Failing to observe conditions at the asset can lead to unexpected problems for the lender. The Office of the Comptroller of the Currency (OCC) has published a revised version of the Commercial Real Estate Handbook in 2013. The requirements for banks’ monitoring of environmental risk have changed significantly. I’m going to discuss some key points from the OCC CRE Handbook’s advisory to banks dealing with contaminated collateral.
The risk to the value of the loan from contamination may often happen when the bank fails to account for the Federal, state and local laws, rules and regulations that apply at the time of loan origination.
Real Estate Lending Standards
OCC states that environmental contamination should be one of the concerns in overall portfolio management.
Among many other things, the bank’s file should include copies of environmental reports, such as Phase I Environmental Site Assessments, for the collateral.
Environmental Risk Management
Federal statutes CERCLA, SARA, Brownfield and State statutes define the potential liabilities of holders of contaminated properties. They provide exclusions for cleanup to banks who only a hold security interest in the facility, provided they do not “participate in the management of the facility.” This is defined in detail in the Handbook.
The EPA issued the “All Appropriate Inquiry” Rule in 2005 (AAI). This provides the property owner some protection against liability provided they perform a proscribed due diligence investigation prior to taking possession. One way this can be accomplished is by having an Environmental Site Assessment performed using ASTM E 1527-13 Standard (prior version was ASTM 1527-05) by an environmental professional (this is also described in the rule)
While the lender’s exemption from liability under CERCLA may exempt them from cleanup, it does not protect the borrower from the cleanup costs if contamination is discovered after the borrower takes possession. This also may impact the borrower’s ability to pay back the loan. The exemption doesn’t protect against diminution of value due to the stigma of the presence of contamination. The OCC states that an AAI study can provide the best information of a property’s environmental condition, potential liability for a borrower, and future procedures if the property is foreclosed on.
The OCC’s Environmental Risk Management section includes a number of bullet points for how to create a well-defined program.
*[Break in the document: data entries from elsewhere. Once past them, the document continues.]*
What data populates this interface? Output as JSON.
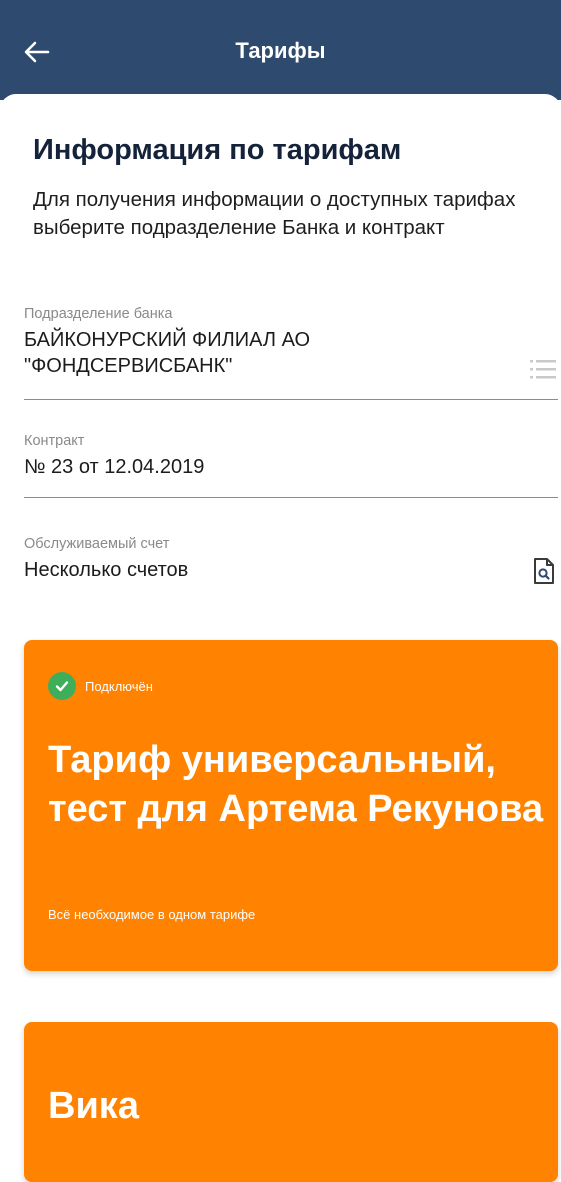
{
  "header": {
    "title": "Тарифы",
    "back_icon": "arrow-left-icon"
  },
  "page": {
    "heading": "Информация по тарифам",
    "intro": "Для получения информации о доступных тарифах выберите подразделение Банка и контракт"
  },
  "fields": {
    "division": {
      "label": "Подразделение банка",
      "value": "БАЙКОНУРСКИЙ ФИЛИАЛ АО \"ФОНДСЕРВИСБАНК\"",
      "icon": "list-icon"
    },
    "contract": {
      "label": "Контракт",
      "value": "№ 23 от 12.04.2019"
    },
    "account": {
      "label": "Обслуживаемый счет",
      "value": "Несколько счетов",
      "icon": "document-search-icon"
    }
  },
  "tariffs": [
    {
      "status": "Подключён",
      "status_icon": "check-circle-icon",
      "status_color": "#3fae5a",
      "title": "Тариф универсальный, тест для Артема Рекунова",
      "subtitle": "Всё необходимое в одном тарифе"
    },
    {
      "title": "Вика"
    }
  ],
  "colors": {
    "header": "#2e4a6f",
    "card": "#ff8200",
    "heading": "#14223a"
  }
}
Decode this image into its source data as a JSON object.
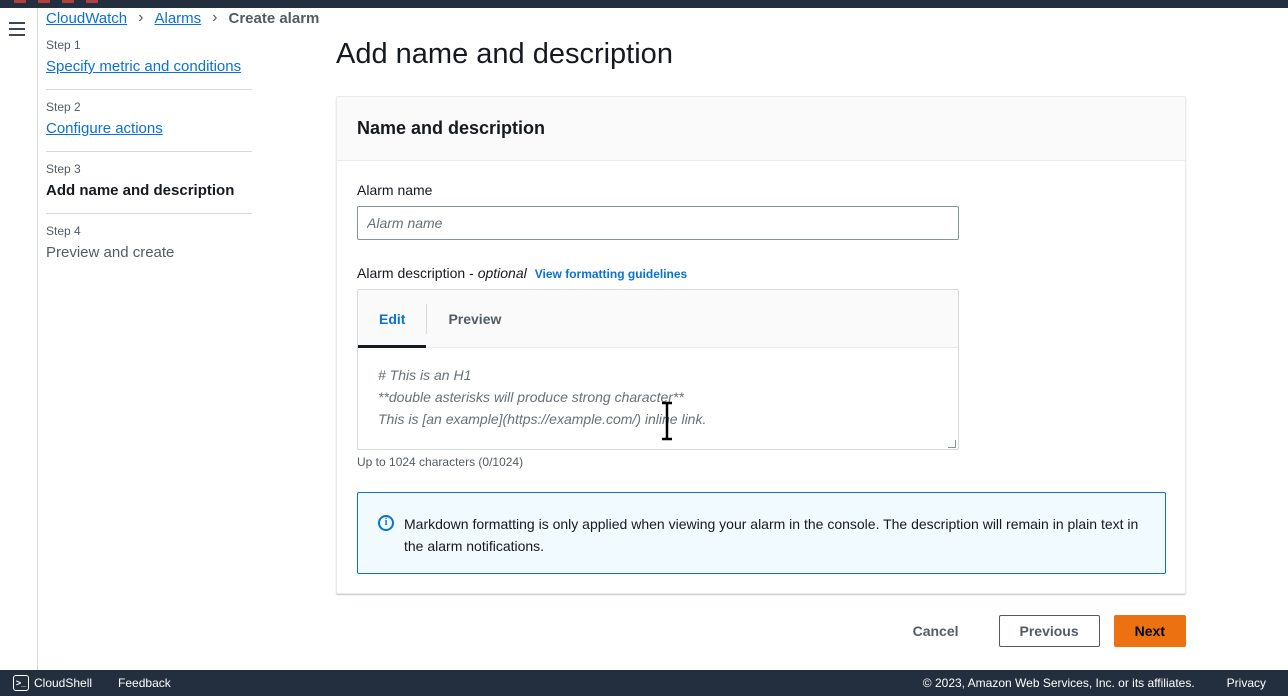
{
  "breadcrumb": {
    "items": [
      "CloudWatch",
      "Alarms"
    ],
    "current": "Create alarm"
  },
  "steps": [
    {
      "num": "Step 1",
      "label": "Specify metric and conditions"
    },
    {
      "num": "Step 2",
      "label": "Configure actions"
    },
    {
      "num": "Step 3",
      "label": "Add name and description"
    },
    {
      "num": "Step 4",
      "label": "Preview and create"
    }
  ],
  "page": {
    "title": "Add name and description"
  },
  "section": {
    "title": "Name and description"
  },
  "alarm_name": {
    "label": "Alarm name",
    "placeholder": "Alarm name",
    "value": ""
  },
  "alarm_description": {
    "label": "Alarm description -",
    "optional": "optional",
    "guidelines_link": "View formatting guidelines",
    "tabs": [
      "Edit",
      "Preview"
    ],
    "placeholder_lines": [
      "# This is an H1",
      "**double asterisks will produce strong character**",
      "This is [an example](https://example.com/) inline link."
    ],
    "constraint": "Up to 1024 characters (0/1024)"
  },
  "info_alert": {
    "text": "Markdown formatting is only applied when viewing your alarm in the console. The description will remain in plain text in the alarm notifications.",
    "icon": "info-icon"
  },
  "actions": {
    "cancel": "Cancel",
    "previous": "Previous",
    "next": "Next"
  },
  "footer": {
    "cloudshell": "CloudShell",
    "feedback": "Feedback",
    "copyright": "© 2023, Amazon Web Services, Inc. or its affiliates.",
    "privacy": "Privacy"
  },
  "colors": {
    "link": "#0972d3",
    "primary": "#ec7211",
    "nav_dark": "#232f3e",
    "info_bg": "#f1faff"
  }
}
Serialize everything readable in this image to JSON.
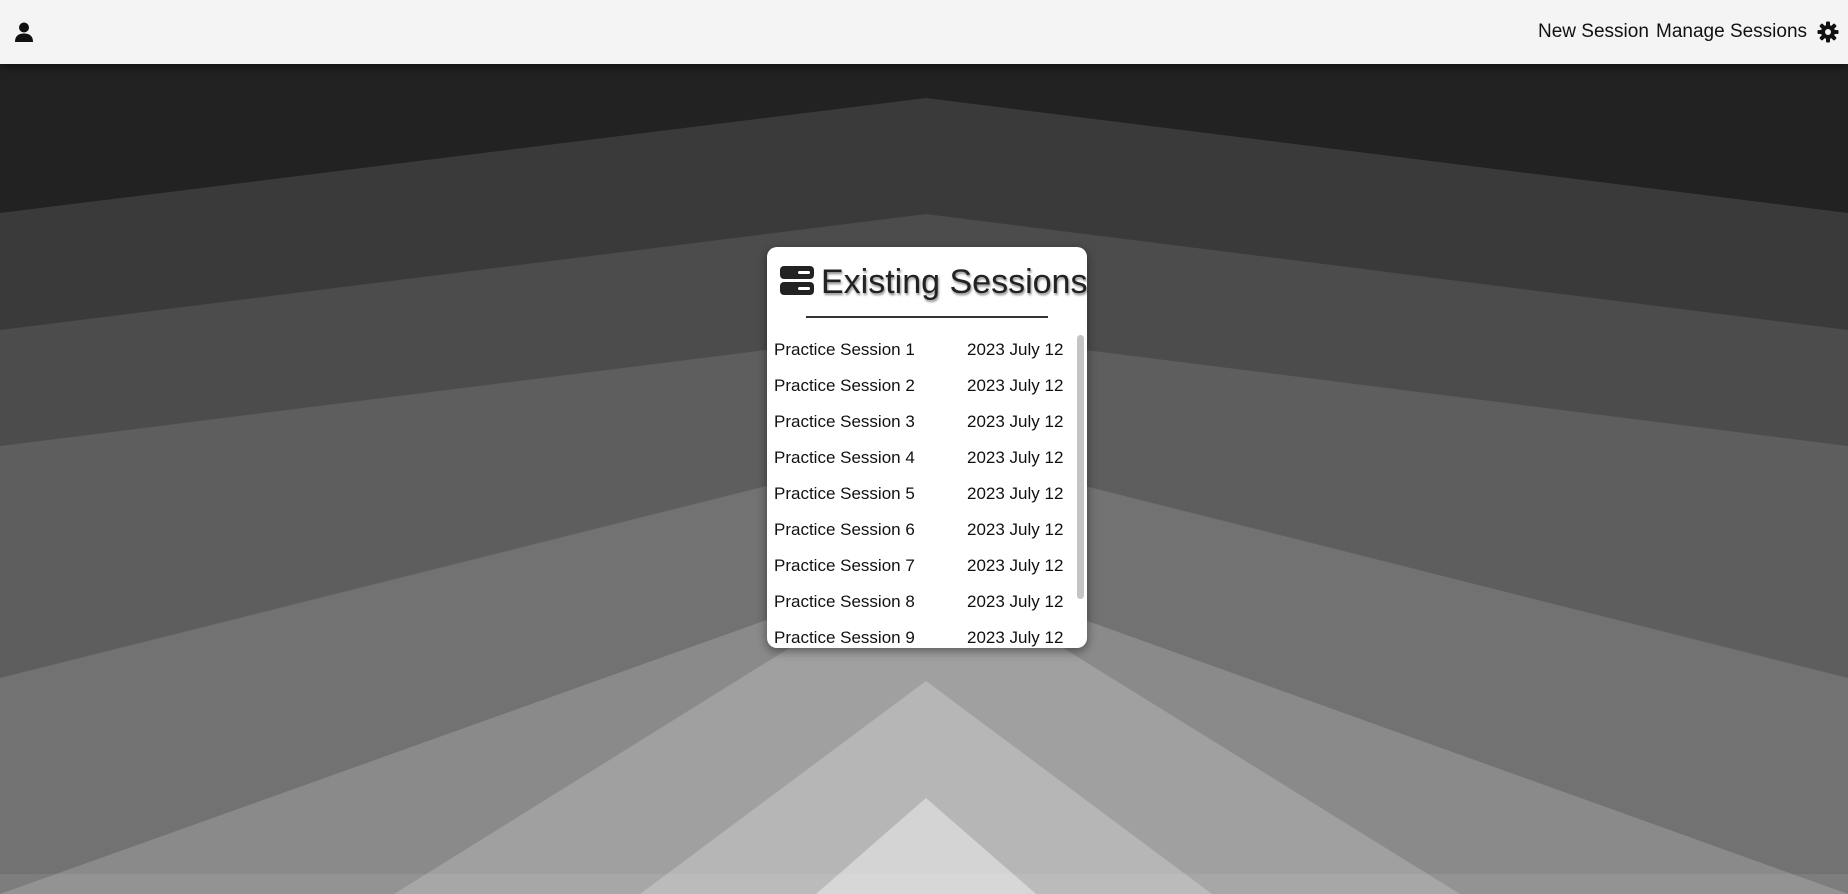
{
  "topbar": {
    "user_icon": "user-icon",
    "nav": [
      {
        "label": "New Session"
      },
      {
        "label": "Manage Sessions"
      }
    ],
    "settings_icon": "gear-icon"
  },
  "panel": {
    "icon": "server-icon",
    "title": "Existing Sessions",
    "sessions": [
      {
        "name": "Practice Session 1",
        "date": "2023 July 12"
      },
      {
        "name": "Practice Session 2",
        "date": "2023 July 12"
      },
      {
        "name": "Practice Session 3",
        "date": "2023 July 12"
      },
      {
        "name": "Practice Session 4",
        "date": "2023 July 12"
      },
      {
        "name": "Practice Session 5",
        "date": "2023 July 12"
      },
      {
        "name": "Practice Session 6",
        "date": "2023 July 12"
      },
      {
        "name": "Practice Session 7",
        "date": "2023 July 12"
      },
      {
        "name": "Practice Session 8",
        "date": "2023 July 12"
      },
      {
        "name": "Practice Session 9",
        "date": "2023 July 12"
      }
    ]
  }
}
These should be reviewed in detail. Broadly speaking, they cover: the initial decision making process; evaluation of the available information; deciding on the appropriate level of due diligence (whether or not an AAI report is necessary); obtaining proper documentation; determining what liability might affect recovery of funds in the event of a foreclosure; understanding the regulatory framework and monitoring the borrower’s business activities to see if they contribute to the contamination.
Minimizing Environmental Risk in Lending Practices
The lender should be aware that industrial properties pose the highest risk of environmental contamination and need close watch on past and future tenants (read more about this in my previous blog, “Dirty Industries: Controlling Environmental Problems at Industrial Properties“.
There is a greater emphasis on environmental risk in the new CRE Lending Handbook, and under Appraisals and Evaluation in the Risk Management section you’ll find a list of items to evaluate when doing the appraisal, one of which is environmental contamination. The 2014-2015 version of the Uniform Standards of Professional Appraisal Practice (USPAP) contains Advisory Opinion 9 “The Appraisal of Real Property That May Be Impacted by Environmental Contamination”. This is the guidance document for appraisers to address the issue.
All of the responsibilities for the bank are pretty well summarized in the ‘Examination” section of the Handbook. In short, lenders are advised to carefully identify, evaluate, document and monitor environment risk as it relates to the lending operations. The OCC Commercial Real Estate Booklet recommends that banks should have procedures in place to select the appropriate level of due diligence to protect their operations. They should evaluate the effect of environmental contamination on the value of the collateral, consider the potential for foreclosure, and determine if and when the advice of an environmental professional is required to adequately screen for environmental concerns at the contaminated site.